LIBERTARIANISM: THE BELIEF THAT EVERYTHING IS EITHER PERFECT OR PURE EVIL
Here's a comment from a Paulbot troll named Acadian, found over at Zandar Versus the Stupid:
...Has the Civil Rights Act made racism in this country better or worse since it was passed? Can anyone honestly say that the Civil Rights Act succeeded on that front? if it was such a good bill, how come it had to be changed over and over again?
... Or ar you going to compound your ignorance more and say the Civil Rights Act has actually eliminated racism? It hasn't after 45 years, after all. People understand this....
This, I realize, echoes remarks made by Ron Paul, Rand's daddy, on the floor of the House in 2004:
...contrary to the claims of the supporters of the Civil Rights Act of 1964 and the sponsors of H.Res. 676, the Civil Rights Act of 1964 did not improve race relations or enhance freedom. Instead, the forced integration dictated by the Civil Rights Act of 1964 increased racial tensions while diminishing individual liberty.
... The Civil Rights Act of 1964 not only violated the Constitution and reduced individual liberty; it also failed to achieve its stated goals of promoting racial harmony and a color-blind society....
Of course, America has made great strides in race relations over the past forty years. However, this progress is due to changes in public attitudes and private efforts. Relations between the races have improved despite, not because of, the 1964 Civil Rights Act....

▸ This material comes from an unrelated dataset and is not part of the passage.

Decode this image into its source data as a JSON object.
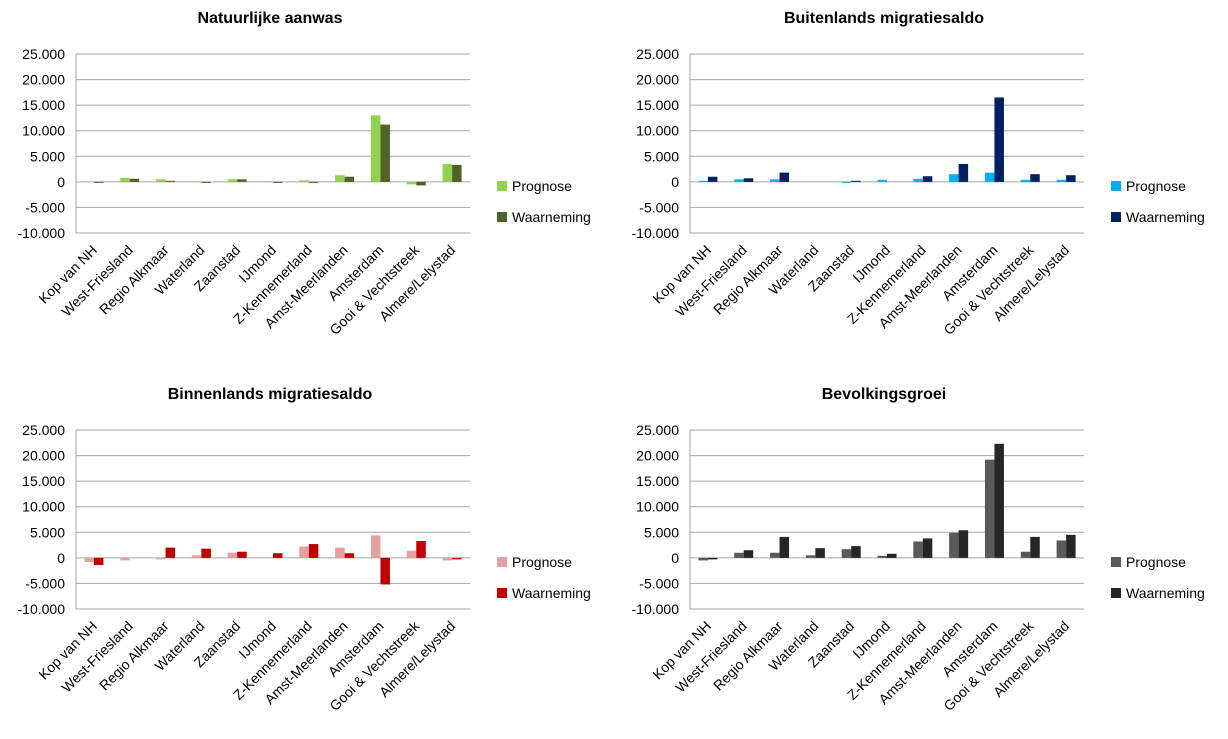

It took me a while to grasp the thinking here, but now I get it. To libertarians, there are only two choices: either the Civil Rights Act eliminated all racism whatsoever or it accomplished absolutely nothing. There's no possible middle ground, no chance that it could be part of a process of reversing appalling legal and cultural wrongs, something that's done a great deal of good, even if it hasn't wiped out all racism in America forever.
To libertarians, the thinking on this law must be absolute because libertarian thinking on government and private property is absolute. Government is always purely evil. The marketplace, by contrast, is absolutely perfect -- it heals all wounds and corrects all flaws, even flaws it creates, even flaws as brutal as the forceful repression of one race by another. Left to its own devices, the libertarians say, the marketplace absolutely could have eliminated racism -- all racism, or certainly all racism in the private sphere.
But keep in mind that this kind of absolutism isn't limited to a small group of cranks, one of whom happens to have made his way into the political big time in an unusual election cycle. This thinking is now mainstream Republican -- it's teabag rhetoric.
When teabaggers say that a few government interventions in the marketplace that leave the vast majority of capitalism alone are "socialism," full stop, when they invoke Mao and Stalin to discuss this mix (which is a far less interventionist mix than we were accustomed to under, say, that great commie Dwight Eisenhower), they're engaging in the same sort of all-or-nothing thinking. Capitalism can't withstand any government modification; if it isn't kept pure, it's so delicate it must cease to exist. It's either pure or it's destroyed, they tell us. (This is absurd, of course, as long as we have Medicare and the interstate highway system and corporate tax subsidies and the like, but never mind.)
This rhetoric is nuts when longtime believers make the arguments and it's nuts when a guy in a tricorn hat holding an Obama-as-Joker sign makes them. Nevertheless, this thinking is powerful enough to be driving our politics right now.